I didn’t do anything remarkable, but through a little persistence, adequate knowledge of mobility techniques, and connections with others, I became enmeshed in the Hanoi “Tay” (westerner) music scene beyond my dreams. It all seemed to happen so quickly. In fact, it was probably something I could have begun months earlier when instead I was at home or cocooning myself in a coffee shop – which I don’t entirely regret – ca phe nau da is pretty nice. I didn’t even know this scene existed.
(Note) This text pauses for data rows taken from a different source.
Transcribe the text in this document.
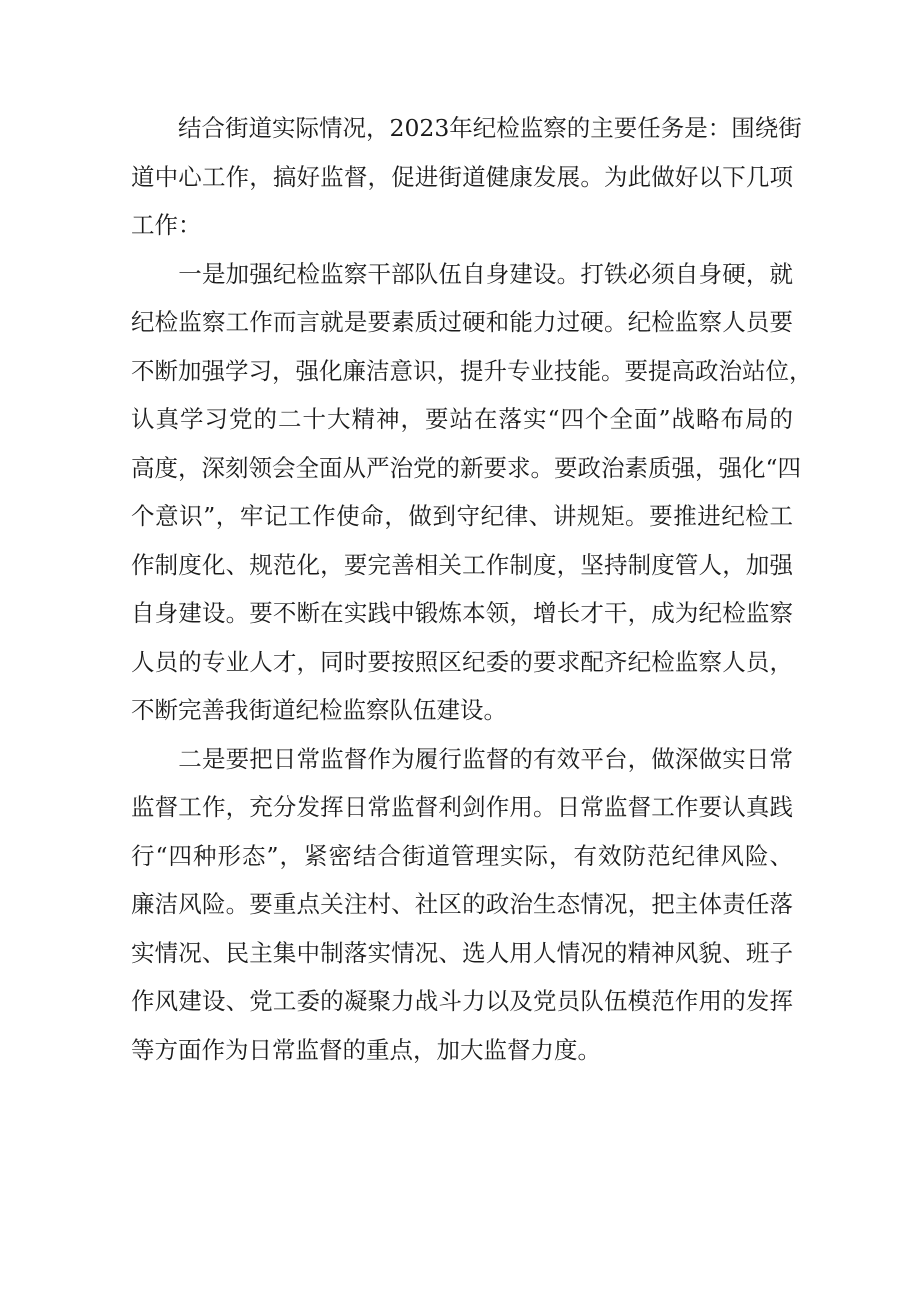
　　结合街道实际情况，2023年纪检监察的主要任务是：围绕街
道中心工作，搞好监督，促进街道健康发展。为此做好以下几项
工作：
　　一是加强纪检监察干部队伍自身建设。打铁必须自身硬，就
纪检监察工作而言就是要素质过硬和能力过硬。纪检监察人员要
不断加强学习，强化廉洁意识，提升专业技能。要提高政治站位，
认真学习党的二十大精神，要站在落实“四个全面”战略布局的
高度，深刻领会全面从严治党的新要求。要政治素质强，强化“四
个意识”，牢记工作使命，做到守纪律、讲规矩。要推进纪检工
作制度化、规范化，要完善相关工作制度，坚持制度管人，加强
自身建设。要不断在实践中锻炼本领，增长才干，成为纪检监察
人员的专业人才，同时要按照区纪委的要求配齐纪检监察人员，
不断完善我街道纪检监察队伍建设。
　　二是要把日常监督作为履行监督的有效平台，做深做实日常
监督工作，充分发挥日常监督利剑作用。日常监督工作要认真践
行“四种形态”，紧密结合街道管理实际，有效防范纪律风险、
廉洁风险。要重点关注村、社区的政治生态情况，把主体责任落
实情况、民主集中制落实情况、选人用人情况的精神风貌、班子
作风建设、党工委的凝聚力战斗力以及党员队伍模范作用的发挥
等方面作为日常监督的重点，加大监督力度。
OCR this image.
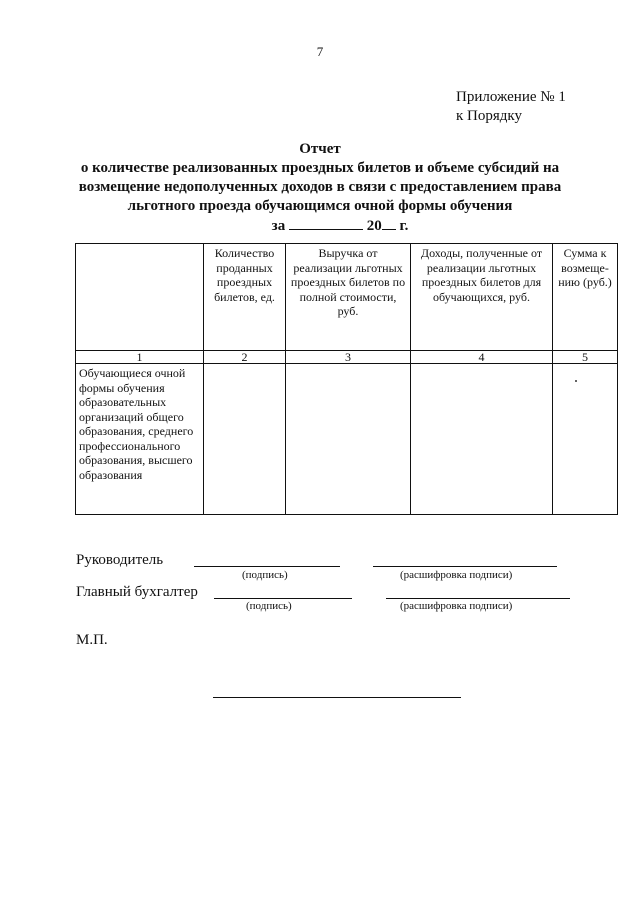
7
Приложение № 1
к Порядку
Отчет
о количестве реализованных проездных билетов и объеме субсидий на
возмещение недополученных доходов в связи с предоставлением права
льготного проезда обучающимся очной формы обучения
за	20 г.
	Количество проданных проездных билетов, ед.	Выручка от реализации льготных проездных билетов по полной стоимости, руб.	Доходы, полученные от реализации льготных проездных билетов для обучающихся, руб.	Сумма к возмеще-нию (руб.)
1	2	3	4	5
Обучающиеся очной формы обучения образовательных организаций общего образования, среднего профессионального образования, высшего образования				
Руководитель
(подпись)	(расшифровка подписи)
Главный бухгалтер
(подпись)	(расшифровка подписи)
М.П.
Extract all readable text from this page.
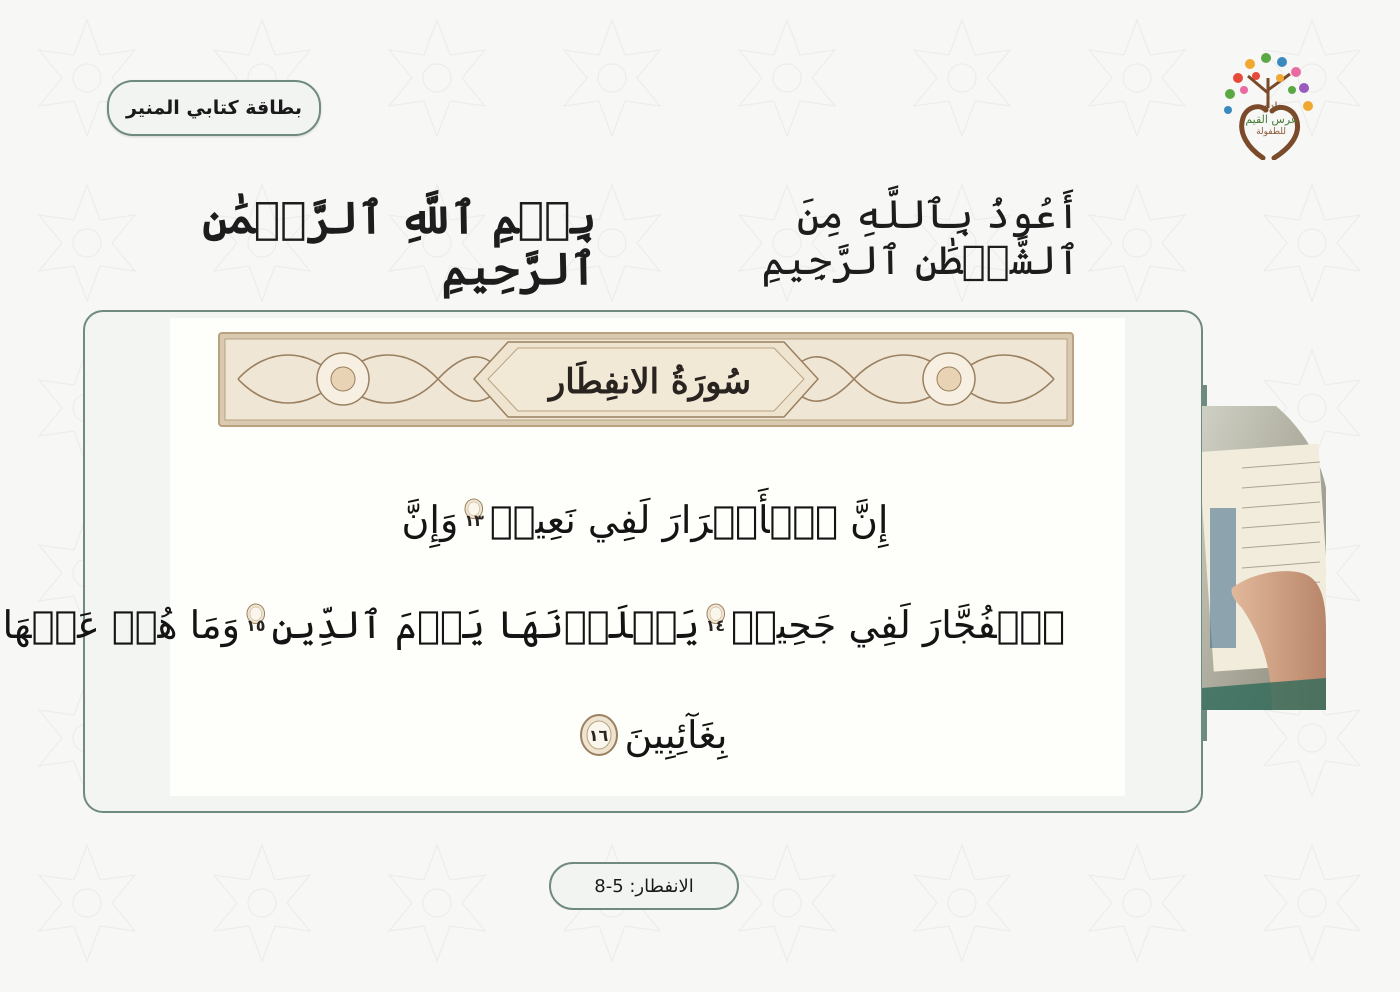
نادي
غرس القيم
للطفولة
بطاقة كتابي المنير
أَعُوذُ بِٱللَّهِ مِنَ ٱلشَّيۡطَٰنِ ٱلرَّجِيمِ
بِسۡمِ ٱللَّهِ ٱلرَّحۡمَٰنِ ٱلرَّحِيمِ
سُورَةُ الانفِطَار
إِنَّ ٱلۡأَبۡرَارَ لَفِي نَعِيمٖ
١٣
وَإِنَّ
ٱلۡفُجَّارَ لَفِي جَحِيمٖ
١٤
يَصۡلَوۡنَهَا يَوۡمَ ٱلدِّينِ
١٥
وَمَا هُمۡ عَنۡهَا
بِغَآئِبِينَ
١٦
الانفطار: 5-8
While I learned a lot, made more and more friends, and jammed with jazz, blues, and folk musicians, truly finding my footing as a performer in Hanoi took time. I wasn’t in a band, didn’t have the equipment or a huge repertoire, was ignorant of or felt not completely comfortable with going to all the other major music destinations in town, and was still a newbie -- not in the deepest of inner circles. Plus, I was just the shy, awkward blind guy – cute and good fodder for inspirational stories of survival, but not real muso material. COVID also struck less than three months later, and while Vietnam mostly managed to heroically keep out the pandemic, and stay in business through the majority of 2020 and early 2021, Urban Gentry closed and moved out of town, as did numerous other establishments and several of their foreign patrons at the start of the epoch. I did find my footing more and more, however, and after a few months, I would be performing all around town and outside of Hanoi, both alone, and in collaboration with a musician, I was inspired by.
Music came to dominate my free time for the remaining couple of years I had in Hanoi. Unfortunately, this came at the expense of my writing efforts. I wrote a couple of unrelated pieces for Chao Hanoi and continued to journal from time to time, but I’m not sure where that piece on my pipedream of becoming involved in a Hanoi music scene flew off to. The time all seemed like a dream. The lesson I gather from this is that not only skills, but small, persistent efforts pay off, especially when it comes to stepping out of the comfort zone. That zone is important, but shouldn’t dominate us. Surprising opportunities abound outside, whether they be musical, literary, or in the form of a loquacious Irishman. They may repel you at times, but human connections have delivered for me, time after time. Connect and persist.